L’annonce sur « l’évolution de l’organisation du contrôle et de la recherche en radioprotection et sûreté nucléaire » faite par le ministère de la transition énergétique le 8 février révèle la mise sous tutelle du contrôle et de l’expertise pour que rien n’entrave la relance du nucléaire.
Auparavant le 3 février 2023, E. Macron réunissait « un Conseil de Politique Nucléaire » oubliant visiblement que ce Conseil avait été créé par Nicolas Sarkozy en 2008 (et très peu réuni…). A ce conseil a été décidé le « lancement d’études permettant de préparer la prolongation de la durée de vie des centrales existantes à 60 ans et au-delà », suivant en cela le discours de relance du nucléaire de Belfort en février 2022.
Il n’est pas inutile de rappeler qu’à propos de prolongation, l’Institut de Radioprotection et de Sûreté Nucléaire (IRSN) rappelait dans un avis de 2020 concernant celle des réacteurs de 900 MW que de « études de conception retenaient une durée de fonctionnement des réacteurs de 40 ans », et que le retour d’expérience montrait « de manière récurrente des non-conformités affectant des fonctions de sûreté »..
Autrement dit, l’IRSN émettait de sérieuses réserves sur les possibilités techniques de prolongation des réacteurs au-delà de 40 ans, et exigeait des travaux souvent d’ampleur, restant en cela dans sa mission d’expertise concernant la sûreté nucléaire.
Faut-il donc s’étonner si le 8 février le gouvernement décide que « les compétences techniques de l’Institut de Radioprotection et de Sûreté Nucléaire (IRSN) seront réunies avec celles de l’ASN, en étant vigilant à prendre en compte les synergies, avec le Commissariat à l’énergie atomique et aux énergies alternatives (CEA) et le Délégué à la sûreté nucléaire et à la radioprotection pour les activités et installations intéressant la Défense » ?
La création en 2001 de l’Institut de Radioprotection et de Sûreté Nucléaire (IRSN) correspondait à une séparation des fonctions d’expertise et de contrôle. En 2006, lors de la création de l’Autorité de Sûreté Nucléaire, était précisée la mission d’appui technique de l’IRSN à l’ASN. Et en 2014, dans un document transmis au gouvernement, l’ASN et l’IRSN affirmaient « nécessaire de conforter le dispositif dual de contrôle de la sûreté nucléaire »
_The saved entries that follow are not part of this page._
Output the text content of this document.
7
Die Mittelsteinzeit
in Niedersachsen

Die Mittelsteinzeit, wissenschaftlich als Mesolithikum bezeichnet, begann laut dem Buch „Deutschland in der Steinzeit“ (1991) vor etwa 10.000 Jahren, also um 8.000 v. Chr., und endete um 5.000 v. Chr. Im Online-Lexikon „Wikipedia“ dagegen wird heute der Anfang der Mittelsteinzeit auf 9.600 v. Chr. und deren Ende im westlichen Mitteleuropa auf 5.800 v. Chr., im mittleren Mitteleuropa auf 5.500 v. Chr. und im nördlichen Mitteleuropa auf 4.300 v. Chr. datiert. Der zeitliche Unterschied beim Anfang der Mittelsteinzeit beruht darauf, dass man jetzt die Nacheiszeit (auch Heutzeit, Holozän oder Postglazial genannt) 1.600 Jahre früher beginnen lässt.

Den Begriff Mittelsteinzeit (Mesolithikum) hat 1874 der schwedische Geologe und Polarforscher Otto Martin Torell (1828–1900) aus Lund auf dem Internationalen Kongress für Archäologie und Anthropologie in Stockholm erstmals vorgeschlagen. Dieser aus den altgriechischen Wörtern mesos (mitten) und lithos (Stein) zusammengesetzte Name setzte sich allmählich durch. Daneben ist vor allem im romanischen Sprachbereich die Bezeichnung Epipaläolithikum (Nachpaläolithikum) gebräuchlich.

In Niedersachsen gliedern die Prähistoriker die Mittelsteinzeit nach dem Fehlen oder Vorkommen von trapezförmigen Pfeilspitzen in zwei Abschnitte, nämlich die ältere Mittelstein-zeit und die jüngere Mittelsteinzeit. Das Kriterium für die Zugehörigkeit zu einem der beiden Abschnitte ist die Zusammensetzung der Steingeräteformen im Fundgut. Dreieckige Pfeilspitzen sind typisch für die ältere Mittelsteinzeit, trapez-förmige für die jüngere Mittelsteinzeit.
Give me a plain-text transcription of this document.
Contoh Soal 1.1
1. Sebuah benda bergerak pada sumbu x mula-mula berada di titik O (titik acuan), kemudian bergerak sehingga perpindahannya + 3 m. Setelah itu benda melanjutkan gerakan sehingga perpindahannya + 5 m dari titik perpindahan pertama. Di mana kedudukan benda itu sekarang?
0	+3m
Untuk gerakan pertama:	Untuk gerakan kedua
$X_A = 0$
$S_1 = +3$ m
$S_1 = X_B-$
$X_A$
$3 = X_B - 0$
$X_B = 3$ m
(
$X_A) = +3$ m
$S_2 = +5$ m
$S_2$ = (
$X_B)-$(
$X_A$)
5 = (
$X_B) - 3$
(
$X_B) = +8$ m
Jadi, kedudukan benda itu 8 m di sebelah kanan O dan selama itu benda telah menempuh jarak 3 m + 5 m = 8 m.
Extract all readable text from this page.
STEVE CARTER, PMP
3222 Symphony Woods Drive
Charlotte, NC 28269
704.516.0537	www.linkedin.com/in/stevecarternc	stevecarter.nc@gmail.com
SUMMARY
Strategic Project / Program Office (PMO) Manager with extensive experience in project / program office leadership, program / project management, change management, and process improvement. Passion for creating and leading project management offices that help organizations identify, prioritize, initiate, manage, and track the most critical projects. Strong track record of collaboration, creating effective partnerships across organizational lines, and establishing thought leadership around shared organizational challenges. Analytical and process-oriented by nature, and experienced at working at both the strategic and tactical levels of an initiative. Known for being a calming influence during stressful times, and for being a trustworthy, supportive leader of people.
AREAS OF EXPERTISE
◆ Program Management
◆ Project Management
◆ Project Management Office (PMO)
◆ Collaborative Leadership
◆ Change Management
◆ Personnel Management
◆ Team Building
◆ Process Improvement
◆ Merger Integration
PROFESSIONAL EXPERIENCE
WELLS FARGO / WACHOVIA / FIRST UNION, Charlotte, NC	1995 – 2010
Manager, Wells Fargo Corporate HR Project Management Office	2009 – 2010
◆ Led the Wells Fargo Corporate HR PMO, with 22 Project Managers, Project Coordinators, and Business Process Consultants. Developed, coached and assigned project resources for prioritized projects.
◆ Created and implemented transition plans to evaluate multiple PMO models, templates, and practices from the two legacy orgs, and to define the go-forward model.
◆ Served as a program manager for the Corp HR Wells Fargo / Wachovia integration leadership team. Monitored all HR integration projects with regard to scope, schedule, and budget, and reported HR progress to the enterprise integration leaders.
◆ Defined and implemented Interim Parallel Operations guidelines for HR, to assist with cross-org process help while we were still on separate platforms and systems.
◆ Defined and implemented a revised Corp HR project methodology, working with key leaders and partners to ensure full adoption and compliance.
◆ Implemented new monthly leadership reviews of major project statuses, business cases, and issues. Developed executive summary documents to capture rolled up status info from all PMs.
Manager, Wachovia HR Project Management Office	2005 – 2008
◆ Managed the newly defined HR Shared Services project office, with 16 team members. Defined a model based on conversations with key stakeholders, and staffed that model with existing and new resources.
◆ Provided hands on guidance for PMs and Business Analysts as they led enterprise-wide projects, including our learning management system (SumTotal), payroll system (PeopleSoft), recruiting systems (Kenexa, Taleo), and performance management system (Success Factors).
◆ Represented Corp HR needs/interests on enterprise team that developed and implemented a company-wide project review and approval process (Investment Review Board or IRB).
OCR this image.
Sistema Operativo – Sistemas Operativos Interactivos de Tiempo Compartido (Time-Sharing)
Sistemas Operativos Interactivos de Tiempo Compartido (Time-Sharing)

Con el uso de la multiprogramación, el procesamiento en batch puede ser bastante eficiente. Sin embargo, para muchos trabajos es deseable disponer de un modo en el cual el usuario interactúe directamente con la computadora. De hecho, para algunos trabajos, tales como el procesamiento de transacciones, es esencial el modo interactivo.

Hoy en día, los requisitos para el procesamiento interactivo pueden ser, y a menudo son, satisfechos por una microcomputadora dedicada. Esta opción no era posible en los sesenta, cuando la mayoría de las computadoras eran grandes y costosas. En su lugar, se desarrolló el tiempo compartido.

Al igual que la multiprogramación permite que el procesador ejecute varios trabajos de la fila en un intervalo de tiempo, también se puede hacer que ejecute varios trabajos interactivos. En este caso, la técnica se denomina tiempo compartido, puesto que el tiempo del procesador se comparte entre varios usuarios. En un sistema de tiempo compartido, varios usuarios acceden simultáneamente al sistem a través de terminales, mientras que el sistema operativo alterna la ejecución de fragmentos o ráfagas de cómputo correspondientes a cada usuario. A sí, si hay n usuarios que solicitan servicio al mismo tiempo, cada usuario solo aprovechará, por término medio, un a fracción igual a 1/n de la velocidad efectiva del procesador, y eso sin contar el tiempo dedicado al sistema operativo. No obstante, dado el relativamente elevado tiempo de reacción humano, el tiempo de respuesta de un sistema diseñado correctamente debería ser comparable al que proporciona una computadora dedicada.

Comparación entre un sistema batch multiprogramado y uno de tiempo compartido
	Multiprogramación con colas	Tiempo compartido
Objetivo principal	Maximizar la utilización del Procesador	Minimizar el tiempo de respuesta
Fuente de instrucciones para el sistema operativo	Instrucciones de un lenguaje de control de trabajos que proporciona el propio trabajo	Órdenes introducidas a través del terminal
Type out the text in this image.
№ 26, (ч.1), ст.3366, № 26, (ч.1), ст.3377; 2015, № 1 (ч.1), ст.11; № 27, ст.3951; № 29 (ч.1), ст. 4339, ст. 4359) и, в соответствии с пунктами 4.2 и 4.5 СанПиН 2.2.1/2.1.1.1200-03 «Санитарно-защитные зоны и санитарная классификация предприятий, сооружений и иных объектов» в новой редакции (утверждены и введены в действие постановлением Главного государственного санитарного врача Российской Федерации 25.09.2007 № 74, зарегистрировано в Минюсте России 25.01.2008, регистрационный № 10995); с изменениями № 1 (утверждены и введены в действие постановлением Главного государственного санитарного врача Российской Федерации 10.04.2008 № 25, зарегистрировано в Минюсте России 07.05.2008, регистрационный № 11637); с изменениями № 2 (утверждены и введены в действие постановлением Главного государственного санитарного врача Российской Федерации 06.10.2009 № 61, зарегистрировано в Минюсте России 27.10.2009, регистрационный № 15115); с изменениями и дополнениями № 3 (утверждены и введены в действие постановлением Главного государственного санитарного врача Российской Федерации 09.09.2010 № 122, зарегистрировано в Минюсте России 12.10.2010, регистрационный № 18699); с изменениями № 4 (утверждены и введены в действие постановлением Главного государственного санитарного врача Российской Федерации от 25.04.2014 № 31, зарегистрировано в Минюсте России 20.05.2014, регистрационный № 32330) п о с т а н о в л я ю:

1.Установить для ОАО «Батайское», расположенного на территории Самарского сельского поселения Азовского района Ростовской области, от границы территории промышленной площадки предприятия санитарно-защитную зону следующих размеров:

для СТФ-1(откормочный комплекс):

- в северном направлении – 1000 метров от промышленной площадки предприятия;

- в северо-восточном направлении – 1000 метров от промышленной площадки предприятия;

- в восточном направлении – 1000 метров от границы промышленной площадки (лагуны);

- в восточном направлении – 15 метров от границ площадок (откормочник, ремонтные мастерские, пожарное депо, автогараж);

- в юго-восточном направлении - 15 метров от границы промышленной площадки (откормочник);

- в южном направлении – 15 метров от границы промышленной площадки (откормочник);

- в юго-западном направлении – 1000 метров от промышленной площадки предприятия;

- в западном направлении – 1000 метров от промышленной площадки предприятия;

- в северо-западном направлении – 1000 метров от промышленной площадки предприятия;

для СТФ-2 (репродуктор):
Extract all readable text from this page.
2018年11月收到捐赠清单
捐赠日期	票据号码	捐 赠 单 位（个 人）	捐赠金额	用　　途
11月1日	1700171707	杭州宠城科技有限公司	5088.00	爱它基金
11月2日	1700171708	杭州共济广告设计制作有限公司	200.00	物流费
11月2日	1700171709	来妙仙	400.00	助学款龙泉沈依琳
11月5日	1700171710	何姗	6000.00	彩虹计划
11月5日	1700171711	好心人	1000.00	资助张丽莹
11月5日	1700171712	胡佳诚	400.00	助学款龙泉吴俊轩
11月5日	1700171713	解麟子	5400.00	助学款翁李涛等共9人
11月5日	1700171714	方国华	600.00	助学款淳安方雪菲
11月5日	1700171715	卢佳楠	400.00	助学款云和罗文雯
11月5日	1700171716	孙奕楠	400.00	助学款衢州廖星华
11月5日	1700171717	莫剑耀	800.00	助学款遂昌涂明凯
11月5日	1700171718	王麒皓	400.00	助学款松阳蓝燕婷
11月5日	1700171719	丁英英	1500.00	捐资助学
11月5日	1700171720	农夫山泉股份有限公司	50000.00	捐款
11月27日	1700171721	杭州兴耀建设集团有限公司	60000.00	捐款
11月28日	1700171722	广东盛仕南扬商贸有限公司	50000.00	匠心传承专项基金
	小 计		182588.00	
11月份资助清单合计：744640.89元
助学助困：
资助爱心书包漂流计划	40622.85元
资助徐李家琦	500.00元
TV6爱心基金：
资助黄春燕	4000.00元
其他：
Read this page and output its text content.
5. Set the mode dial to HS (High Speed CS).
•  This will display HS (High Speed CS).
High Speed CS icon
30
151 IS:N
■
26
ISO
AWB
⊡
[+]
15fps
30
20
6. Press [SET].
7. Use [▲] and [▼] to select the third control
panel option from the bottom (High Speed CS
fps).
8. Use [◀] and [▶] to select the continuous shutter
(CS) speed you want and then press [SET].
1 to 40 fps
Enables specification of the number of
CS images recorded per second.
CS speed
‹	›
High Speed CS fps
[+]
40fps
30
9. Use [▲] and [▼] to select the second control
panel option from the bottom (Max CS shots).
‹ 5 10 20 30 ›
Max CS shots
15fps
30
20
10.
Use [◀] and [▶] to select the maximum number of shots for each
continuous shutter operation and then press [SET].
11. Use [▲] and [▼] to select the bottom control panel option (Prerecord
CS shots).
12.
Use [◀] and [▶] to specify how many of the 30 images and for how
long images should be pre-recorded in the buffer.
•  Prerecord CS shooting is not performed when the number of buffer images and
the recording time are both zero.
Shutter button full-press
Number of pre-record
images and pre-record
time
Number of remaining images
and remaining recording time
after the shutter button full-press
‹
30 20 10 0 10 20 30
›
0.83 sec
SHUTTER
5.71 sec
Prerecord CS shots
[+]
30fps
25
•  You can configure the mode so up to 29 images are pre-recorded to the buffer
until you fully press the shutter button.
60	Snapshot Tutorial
Il est clair que la décision surprise du 8 février – l’IRSN n’ayant été informée qu’une heure avant la presse - signifie un démantèlement de l’IRSN pour rattacher respectivement ses activités d’expertise en sûreté nucléaire et en radioprotection à l’Autorité de sûreté nucléaire (ASN), ses activités de recherche au CEA et ses activités d’expertise en sécurité nucléaire au DSND.
Il est également clair que ce démantèlement traduit la volonté d’aller à marche forcée vers cette relance du nucléaire exigée par E. Macron en février, traduite également par la prochaine loi sur l’accélération nucléaire. Les obstacles sont en effet nombreux, entre les pertes de compétences industrielles, les manques de formation, l’état de préparation de l’EPR2 ou des SMRs.
En démantelant et en mettant ainsi sous tutelle serrée l’IRSN, le gouvernement va jusqu’au bout de cette logique qui veut que rien ne doive gêner ce qu’il faut bien appeler un dogme : celui de la toute-puissance française en matière de nucléaire. Sans mesurer les conséquences en matière de sûreté que cette décision risque d’entraîner…
Alors que l’année dernière a été la plus mauvaise en terme de production d’électricité nucléaire pour des raisons diverses, alors que le supposé fleuron de l’industrie nucléaire accumule les surcoûts et les retards, on ne peut accepter que la radioprotection et la sûreté nucléaire soient ainsi soumises à des impératifs politiques de production.